Cassel has taken most of the turns with the first team offense this spring, but Bridgewater has been in there a lot, too.
“The thing I want to guard against most is rushing into a decision,” Zimmer said, adding: “That’s really in regards to all of the positions, not just the quarterback position.”
Declaring every spot on the team unsettled is one of the purest forms of coach speak, with the motivation of maximum effort always behind such proclamations. When a mid-June minicamp is the setting, though, Zimmer or any other of his peers would be foolish to truly pick a starter prior to the grind of two-a-day practices and preseason games that offer a greater window into ability, fortitude and growth.
“We’ve got time,” Zimmer said.
The Vikings report to training camp July 24.

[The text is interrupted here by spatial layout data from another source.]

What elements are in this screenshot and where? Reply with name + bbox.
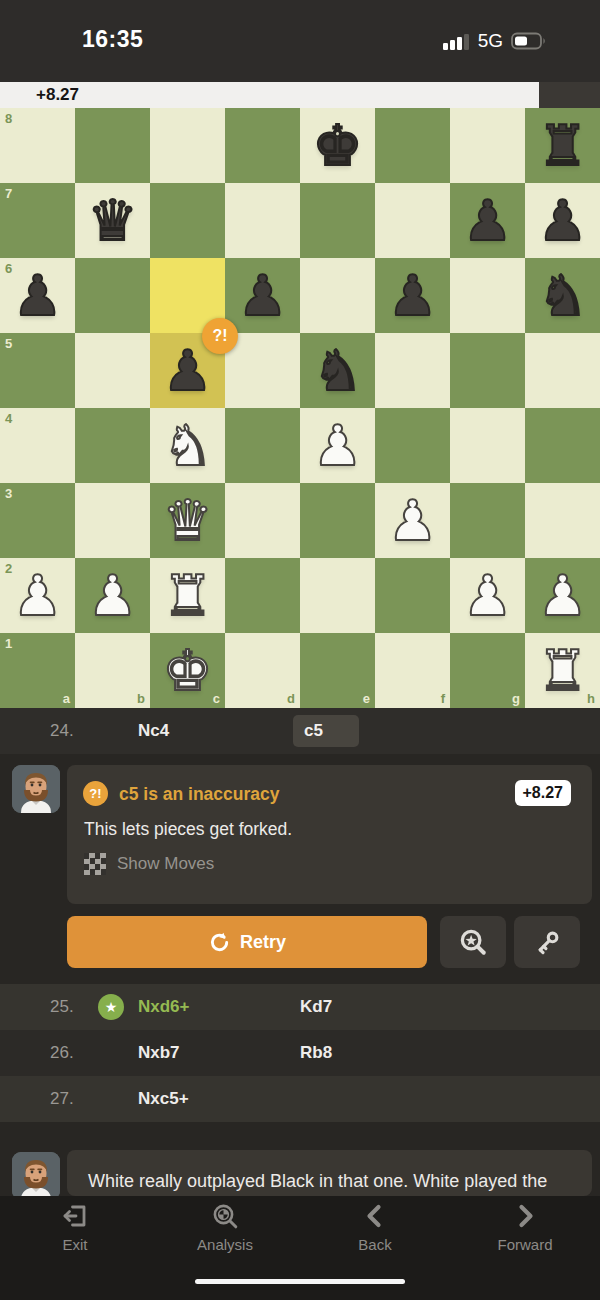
game-review-button[interactable] [440, 916, 506, 968]
square-e4[interactable]: ♟ [300, 408, 375, 483]
line-row-25: 25. ★ Nxd6+ Kd7 [0, 984, 600, 1030]
best-move-star-icon: ★ [98, 994, 124, 1020]
coach-card: ?! c5 is an inaccuracy +8.27 This lets p… [67, 765, 592, 904]
eval-score: +8.27 [36, 85, 79, 105]
key-moment-button[interactable] [514, 916, 580, 968]
rank-label-3: 3 [5, 486, 12, 501]
line-move-black[interactable]: Rb8 [300, 1030, 332, 1076]
square-g2[interactable]: ♟ [450, 558, 525, 633]
nav-analysis[interactable]: Analysis [170, 1202, 280, 1253]
piece-bQ-b7: ♛ [75, 183, 150, 258]
eval-bar: +8.27 [0, 82, 600, 108]
rank-label-6: 6 [5, 261, 12, 276]
square-c8[interactable] [150, 108, 225, 183]
piece-bP-d6: ♟ [225, 258, 300, 333]
square-g4[interactable] [450, 408, 525, 483]
coach-avatar [12, 765, 60, 813]
square-d5[interactable] [225, 333, 300, 408]
status-bar: 16:35 5G [0, 0, 600, 82]
square-f1[interactable]: f [375, 633, 450, 708]
square-h5[interactable] [525, 333, 600, 408]
line-move-white[interactable]: Nxc5+ [138, 1076, 189, 1122]
file-label-c: c [213, 691, 220, 706]
square-a5[interactable]: 5 [0, 333, 75, 408]
file-label-f: f [441, 691, 445, 706]
move-classification-badge: ?! [202, 318, 238, 354]
piece-wP-e4: ♟ [300, 408, 375, 483]
square-h8[interactable]: ♜ [525, 108, 600, 183]
square-e6[interactable] [300, 258, 375, 333]
square-c2[interactable]: ♜ [150, 558, 225, 633]
piece-bN-e5: ♞ [300, 333, 375, 408]
badge-label: ?! [212, 327, 227, 345]
square-a2[interactable]: 2♟ [0, 558, 75, 633]
square-d3[interactable] [225, 483, 300, 558]
square-e7[interactable] [300, 183, 375, 258]
square-e2[interactable] [300, 558, 375, 633]
square-b4[interactable] [75, 408, 150, 483]
retry-button[interactable]: Retry [67, 916, 427, 968]
retry-label: Retry [240, 932, 286, 953]
square-c4[interactable]: ♞ [150, 408, 225, 483]
square-h3[interactable] [525, 483, 600, 558]
rank-label-7: 7 [5, 186, 12, 201]
square-b1[interactable]: b [75, 633, 150, 708]
square-h4[interactable] [525, 408, 600, 483]
file-label-b: b [137, 691, 145, 706]
show-moves-button[interactable]: Show Moves [84, 853, 214, 875]
analysis-magnifier-icon [211, 1202, 239, 1230]
square-b2[interactable]: ♟ [75, 558, 150, 633]
nav-exit-label: Exit [62, 1236, 87, 1253]
piece-wQ-c3: ♛ [150, 483, 225, 558]
nav-back-label: Back [358, 1236, 391, 1253]
square-e8[interactable]: ♚ [300, 108, 375, 183]
square-a6[interactable]: 6♟ [0, 258, 75, 333]
coach-title: c5 is an inaccuracy [119, 784, 280, 805]
file-label-g: g [512, 691, 520, 706]
signal-icon [443, 31, 470, 51]
square-b6[interactable] [75, 258, 150, 333]
square-a4[interactable]: 4 [0, 408, 75, 483]
move-black-selected[interactable]: c5 [293, 715, 359, 747]
square-c3[interactable]: ♛ [150, 483, 225, 558]
square-d2[interactable] [225, 558, 300, 633]
square-a3[interactable]: 3 [0, 483, 75, 558]
square-f2[interactable] [375, 558, 450, 633]
square-b3[interactable] [75, 483, 150, 558]
coach-avatar-bottom [12, 1152, 60, 1200]
status-right-cluster: 5G [443, 30, 548, 52]
line-number: 25. [50, 984, 74, 1030]
square-a1[interactable]: 1a [0, 633, 75, 708]
piece-bR-h8: ♜ [525, 108, 600, 183]
inaccuracy-icon-label: ?! [89, 786, 101, 801]
bottom-nav: Exit Analysis Back Forward [0, 1196, 600, 1300]
file-label-d: d [287, 691, 295, 706]
piece-bK-e8: ♚ [300, 108, 375, 183]
piece-bP-h7: ♟ [525, 183, 600, 258]
network-label: 5G [478, 30, 503, 52]
piece-wP-b2: ♟ [75, 558, 150, 633]
square-h2[interactable]: ♟ [525, 558, 600, 633]
line-move-white[interactable]: Nxd6+ [138, 984, 190, 1030]
rank-label-8: 8 [5, 111, 12, 126]
status-time: 16:35 [82, 26, 143, 53]
square-f5[interactable] [375, 333, 450, 408]
move-white[interactable]: Nc4 [138, 708, 169, 754]
square-h6[interactable]: ♞ [525, 258, 600, 333]
piece-bP-f6: ♟ [375, 258, 450, 333]
rank-label-4: 4 [5, 411, 12, 426]
square-d7[interactable] [225, 183, 300, 258]
eval-badge: +8.27 [515, 780, 571, 806]
show-moves-label: Show Moves [117, 854, 214, 874]
rank-label-2: 2 [5, 561, 12, 576]
line-move-black[interactable]: Kd7 [300, 984, 332, 1030]
rank-label-1: 1 [5, 636, 12, 651]
square-a8[interactable]: 8 [0, 108, 75, 183]
square-d8[interactable] [225, 108, 300, 183]
square-f7[interactable] [375, 183, 450, 258]
square-g6[interactable] [450, 258, 525, 333]
battery-icon [511, 32, 548, 50]
piece-bP-g7: ♟ [450, 183, 525, 258]
piece-wP-h2: ♟ [525, 558, 600, 633]
piece-wP-g2: ♟ [450, 558, 525, 633]
square-d1[interactable]: d [225, 633, 300, 708]
square-g8[interactable] [450, 108, 525, 183]
coach-comment: This lets pieces get forked. [84, 819, 292, 840]
nav-forward[interactable]: Forward [470, 1202, 580, 1253]
square-h1[interactable]: h♜ [525, 633, 600, 708]
square-c1[interactable]: c♚ [150, 633, 225, 708]
current-move-row: 24. Nc4 c5 [0, 708, 600, 754]
square-f6[interactable]: ♟ [375, 258, 450, 333]
square-g1[interactable]: g [450, 633, 525, 708]
line-number: 26. [50, 1030, 74, 1076]
key-icon [534, 929, 561, 956]
home-indicator [195, 1279, 405, 1284]
retry-refresh-icon [208, 931, 231, 954]
square-b5[interactable] [75, 333, 150, 408]
square-h7[interactable]: ♟ [525, 183, 600, 258]
exit-icon [61, 1202, 89, 1230]
magnifier-star-icon [458, 927, 488, 957]
nav-analysis-label: Analysis [197, 1236, 253, 1253]
move-black-label: c5 [304, 715, 359, 747]
chevron-right-icon [511, 1202, 539, 1230]
square-g3[interactable] [450, 483, 525, 558]
line-number: 27. [50, 1076, 74, 1122]
square-d6[interactable]: ♟ [225, 258, 300, 333]
square-e1[interactable]: e [300, 633, 375, 708]
mini-board-icon [84, 853, 106, 875]
summary-card: White really outplayed Black in that one… [67, 1150, 592, 1196]
file-label-a: a [63, 691, 70, 706]
square-g5[interactable] [450, 333, 525, 408]
square-d4[interactable] [225, 408, 300, 483]
move-number: 24. [50, 708, 74, 754]
square-f3[interactable]: ♟ [375, 483, 450, 558]
inaccuracy-icon: ?! [83, 781, 108, 806]
square-c7[interactable] [150, 183, 225, 258]
rank-label-5: 5 [5, 336, 12, 351]
square-a7[interactable]: 7 [0, 183, 75, 258]
piece-bN-h6: ♞ [525, 258, 600, 333]
nav-forward-label: Forward [497, 1236, 552, 1253]
chess-board: ?! 8♚♜7♛♟♟6♟♟♟♞5♟♞4♞♟3♛♟2♟♟♜♟♟1abc♚defgh… [0, 108, 600, 708]
chevron-left-icon [361, 1202, 389, 1230]
app-screen: 16:35 5G +8.27 ?! 8♚♜7♛♟♟6♟♟♟♞5♟♞4♞♟3♛♟ [0, 0, 600, 1300]
nav-back[interactable]: Back [320, 1202, 430, 1253]
square-f8[interactable] [375, 108, 450, 183]
square-e5[interactable]: ♞ [300, 333, 375, 408]
square-b8[interactable] [75, 108, 150, 183]
eval-bar-white: +8.27 [0, 82, 539, 108]
square-e3[interactable] [300, 483, 375, 558]
nav-exit[interactable]: Exit [20, 1202, 130, 1253]
line-move-white[interactable]: Nxb7 [138, 1030, 180, 1076]
piece-wP-f3: ♟ [375, 483, 450, 558]
square-g7[interactable]: ♟ [450, 183, 525, 258]
line-row-27: 27. Nxc5+ [0, 1076, 600, 1122]
file-label-e: e [363, 691, 370, 706]
piece-wN-c4: ♞ [150, 408, 225, 483]
file-label-h: h [587, 691, 595, 706]
piece-wR-c2: ♜ [150, 558, 225, 633]
line-row-26: 26. Nxb7 Rb8 [0, 1030, 600, 1076]
square-f4[interactable] [375, 408, 450, 483]
summary-text: White really outplayed Black in that one… [88, 1171, 588, 1192]
square-b7[interactable]: ♛ [75, 183, 150, 258]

“That’s all you ever ask for, just a chance to compete,” Bridgewater said Wednesday. “This coaching staff has done a great job of just allowing all the quarterbacks to just compete over these past six weeks.”
The time from the draft to the end of organized offseason practices has been a whirlwind for many a rookie, but Bridgewater hasn’t budged in expression of understated confidence in his grasp of the complex, deep playbook being thrown at him. There have been a lot of NFL quarterbacks who didn’t translate a command of the offense into success on Sundays when the crowd is loud and the blitz is constantly coming at them, but this is an important first step for Bridgewater.
“It’s amazing that I’ve been able to learn so much in the six weeks that I’ve been here. I’ve just been gaining that confidence every day. Just feeling really comfortable right now and knowing that I still have room for improvement and a long way to go to be where I want to be,” Bridgewater said, adding: “It hasn’t been overwhelming at all.”
Footwork has been a primary focus this spring. Recalibrating his anticipation and timing in terms of identifying and targeting open receivers from college to NFL speed has been the biggest challenge, but Bridgewater said he’s taught himself how to breathe in a way that slows the action in front of him to a workable pace.
He has tried to take advantage of all opportunities to enhance his development, even using football video games to use as “virtual reps” to further envision the art of dropping into the pocket, scanning the field and releasing the ball.
“He does a great job of picking up the system,” Cassel said.
Whether he’s bound to be a backup or the starter come September, that’s a decision for another day.
“We have enough going on,” Cassel said, dismissing the notion of worrying about the depth chart at this point in the year.
“That’s where our concentration lies, and if it’s on anything else then it’s foolish.”